Los libros no han sido hechos para ser entendidos, sino para ser interpretados; es decir, para conectar con algo e ir más allá de la intención del autor, así se trate del Quijote, de Hamlet, de la República de Platón, de El proceso de Kafka, de Los anillos de Saturno de Sebald, etc. De suyo activan algo tan humano, íntimo y creativo como la emoción, la curiosidad, el saber oculto, la intuición o la ruta del pensamiento. Depósito y espejo de sueños y sensaciones, de la grandeza o la bajeza de quienes los inspiran, los escriben, los leen e inclusive los fabrican, publicitan, distribuyen y venden, por su valor implícito no ha dejado de ser objeto de intimidación y de la codicia mercantil. Como cualquier otro producto, el capitalismo los ha banalizado; sin embargo el libro, cuando en verdad lo es, conserva su magia a pesar de todo. Así como hay autores intocados por el síndrome de la masa, también existen obras, editores y lectores que mantienen viva la secreta dinámica de sus vasos comunicantes.
En contrapunto y por su natural perezoso, el hombre medio vive sin ser tocado por la pasión del libro. Gasta sus años sin responder al llamado, hasta que consigue apagar la curiosidad.

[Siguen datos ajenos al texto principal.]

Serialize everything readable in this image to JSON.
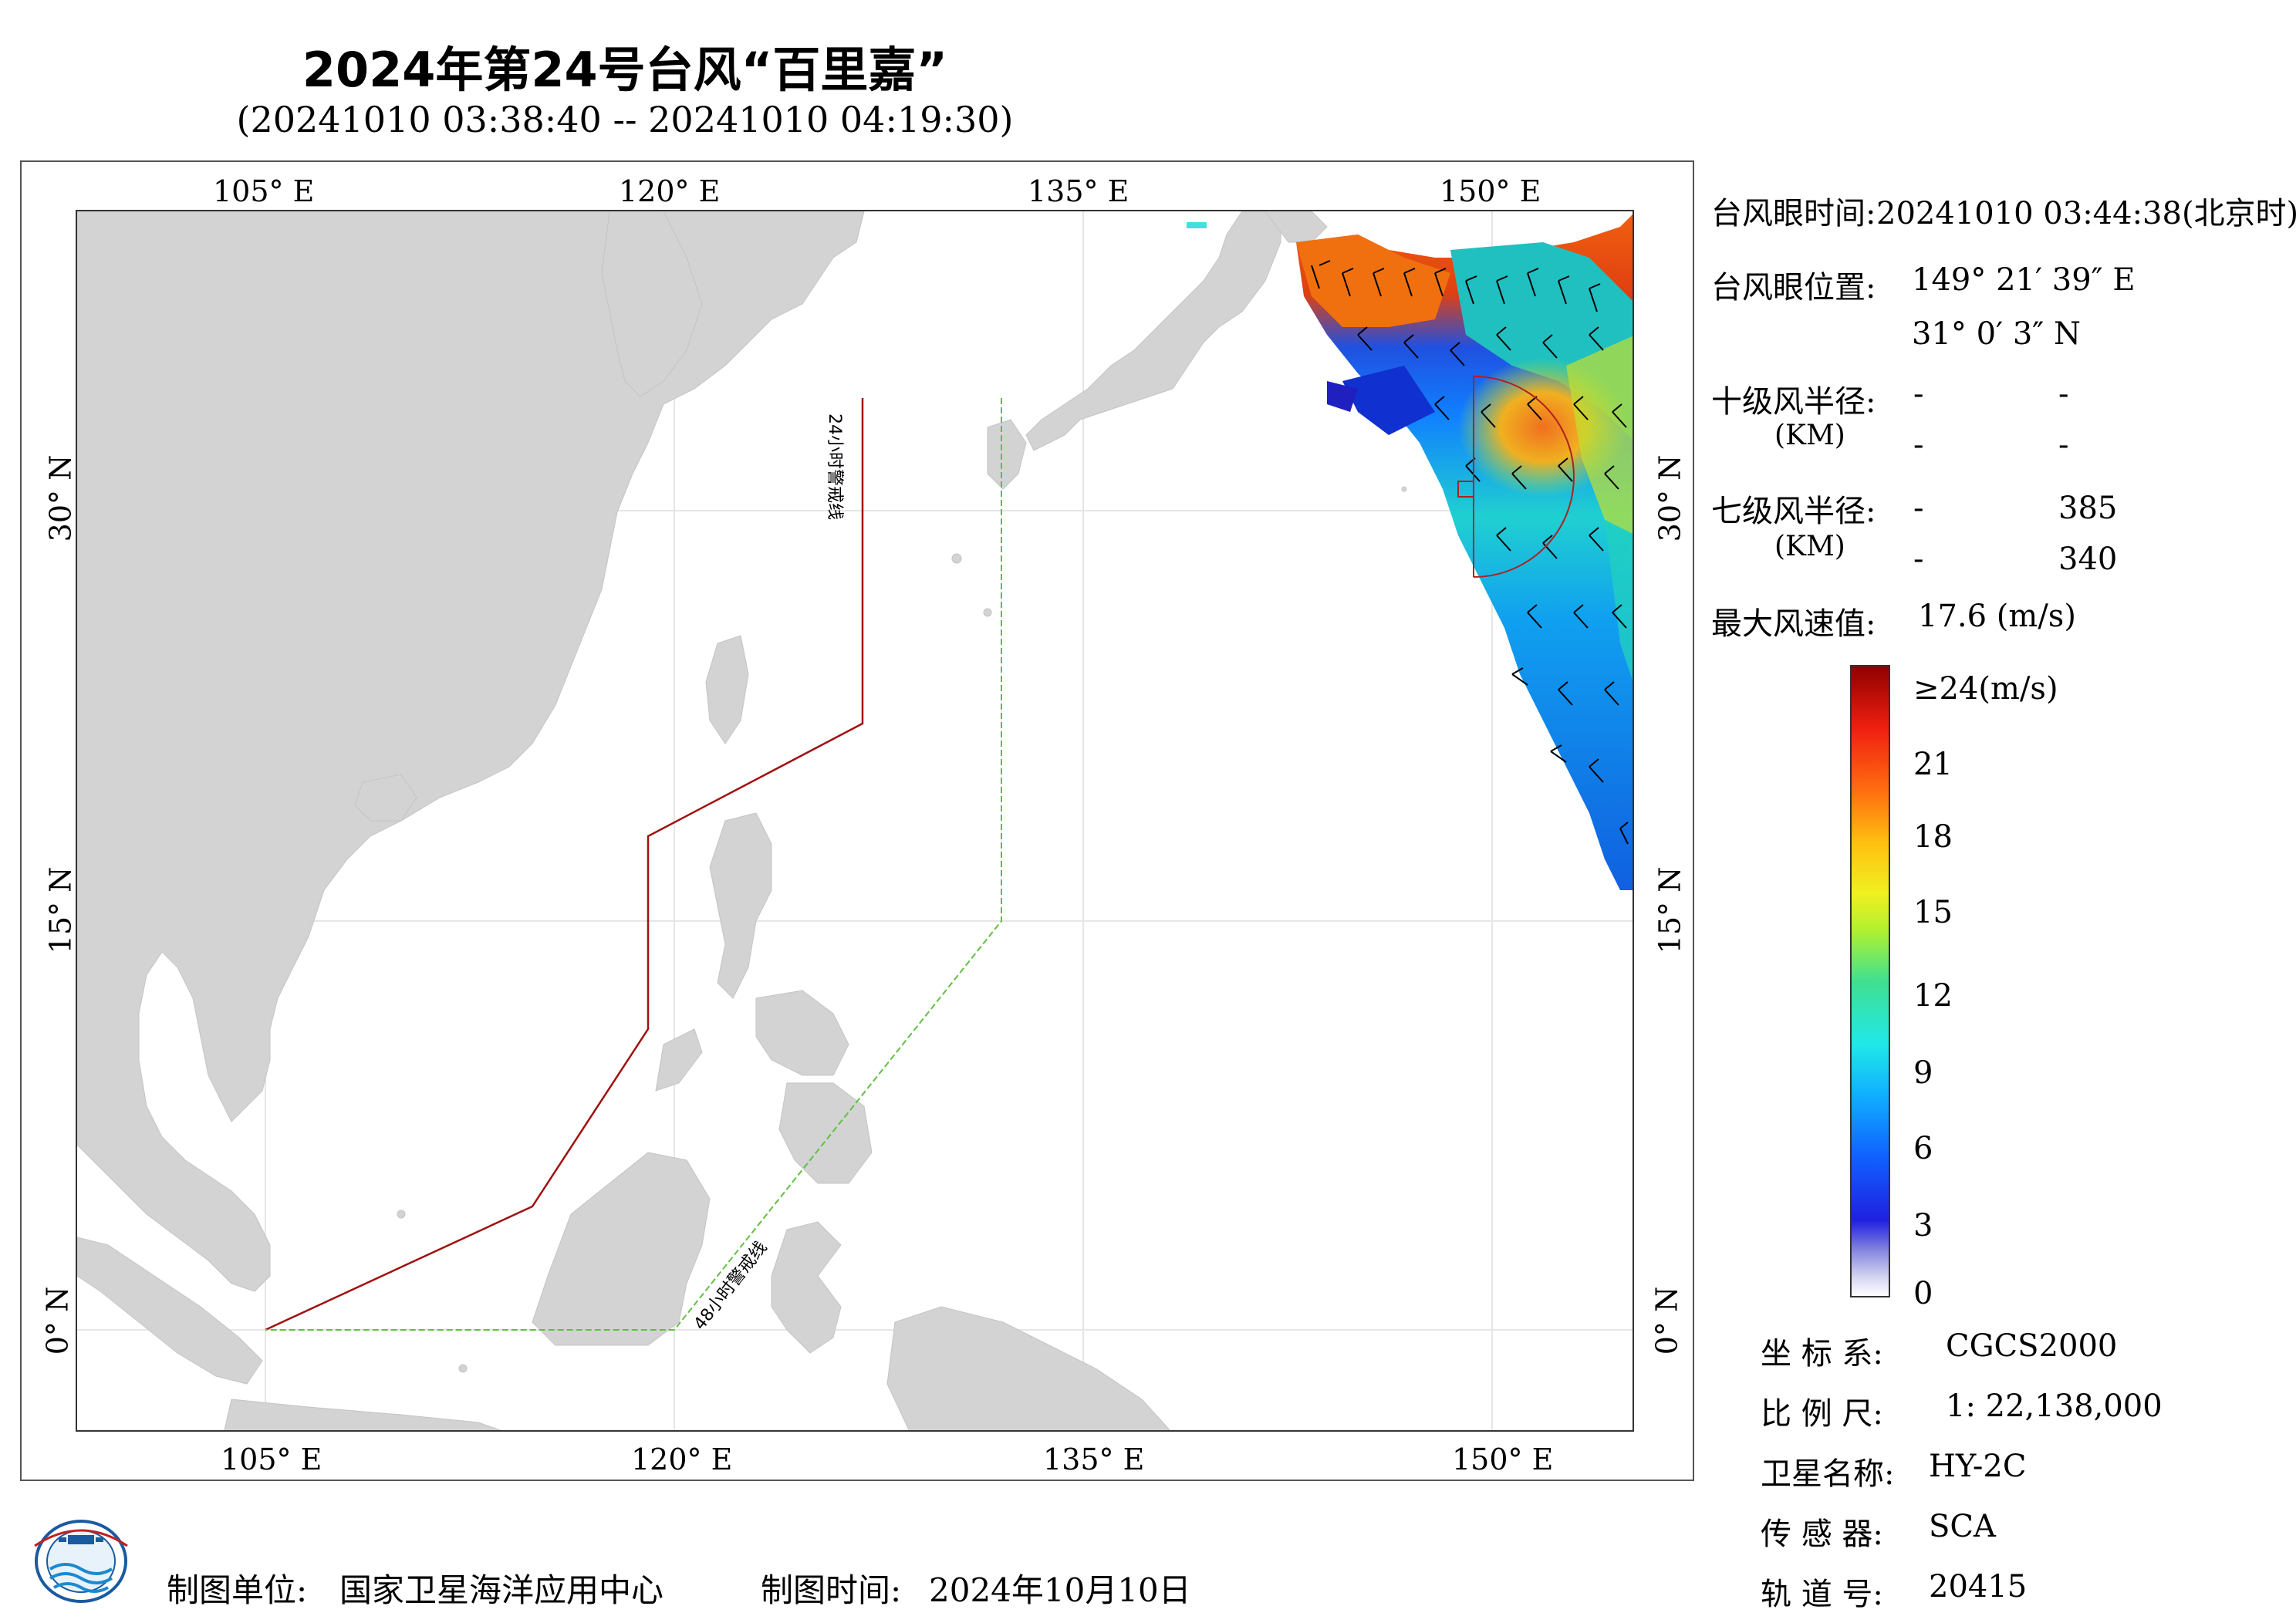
{
  "header": {
    "title": "2024年第24号台风“百里嘉”",
    "subtitle": "(20241010 03:38:40 -- 20241010 04:19:30)"
  },
  "axes": {
    "top_ticks": [
      "105° E",
      "120° E",
      "135° E",
      "150° E"
    ],
    "bottom_ticks": [
      "105° E",
      "120° E",
      "135° E",
      "150° E"
    ],
    "left_ticks": [
      "30° N",
      "15° N",
      "0° N"
    ],
    "right_ticks": [
      "30° N",
      "15° N",
      "0° N"
    ]
  },
  "map": {
    "warning_24h_label": "24小时警戒线",
    "warning_48h_label": "48小时警戒线",
    "colors": {
      "land": "#d3d3d3",
      "ocean": "#ffffff",
      "warning_24h": "#a01010",
      "warning_48h": "#60c040"
    }
  },
  "info": {
    "eye_time_label": "台风眼时间:",
    "eye_time_value": "20241010 03:44:38(北京时)",
    "eye_pos_label": "台风眼位置:",
    "eye_lon": "149° 21′ 39″ E",
    "eye_lat": "31° 0′ 3″ N",
    "r10_label": "十级风半径:",
    "r10_unit": "(KM)",
    "r10_values": [
      "-",
      "-",
      "-",
      "-"
    ],
    "r7_label": "七级风半径:",
    "r7_unit": "(KM)",
    "r7_values": [
      "-",
      "385",
      "-",
      "340"
    ],
    "max_wind_label": "最大风速值:",
    "max_wind_value": "17.6  (m/s)"
  },
  "colorbar": {
    "labels": [
      "≥24(m/s)",
      "21",
      "18",
      "15",
      "12",
      "9",
      "6",
      "3",
      "0"
    ]
  },
  "meta": {
    "crs_label": "坐 标 系:",
    "crs_value": "CGCS2000",
    "scale_label": "比 例 尺:",
    "scale_value": "1: 22,138,000",
    "satellite_label": "卫星名称:",
    "satellite_value": "HY-2C",
    "sensor_label": "传 感 器:",
    "sensor_value": "SCA",
    "orbit_label": "轨 道 号:",
    "orbit_value": "20415"
  },
  "footer": {
    "maker_label": "制图单位:",
    "maker_value": "国家卫星海洋应用中心",
    "date_label": "制图时间:",
    "date_value": "2024年10月10日"
  }
}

La mayoría apaga sus sentidos a la intensidad múltiple de La Palabra y decide vivir a medias, sin el nutriente de la plenitud de adentro afuera, de la oscuridad a la luz. No deja de ser paradójica la atracción que provoca el universo dual de la escritura y el libro. Cuanto más ajena a la lectura más proclive es la gente a presumir sus no lecturas. Arrojan expresiones de entusiasmo respecto de las letras que jamás han frecuentado, cuando en realidad no hacen sino fomentar el drama de identidad de quienes ni saben quiénes son ni a cuál personaje concreto pretenden imitar para ser valorados o reconocidos por el otro. Para probarse mejores, usan el libro a modo de máscara quizá porque la escritura y la figura del escritor fascinan a las mentes oscuras a saber por qué.
A fin de cuentas, el universo del libro se parece al cautivo liberado en la alegoría de la caverna: por curiosidad ha descubierto la luz y se maravilla con ella: al fin es libre y está solo. Los demás esclavos no creen sus palabras. Se burlan de él y, encadenados hasta la muerte con la cara frente al muro, tampoco entienden nada más allá de su oscuridad.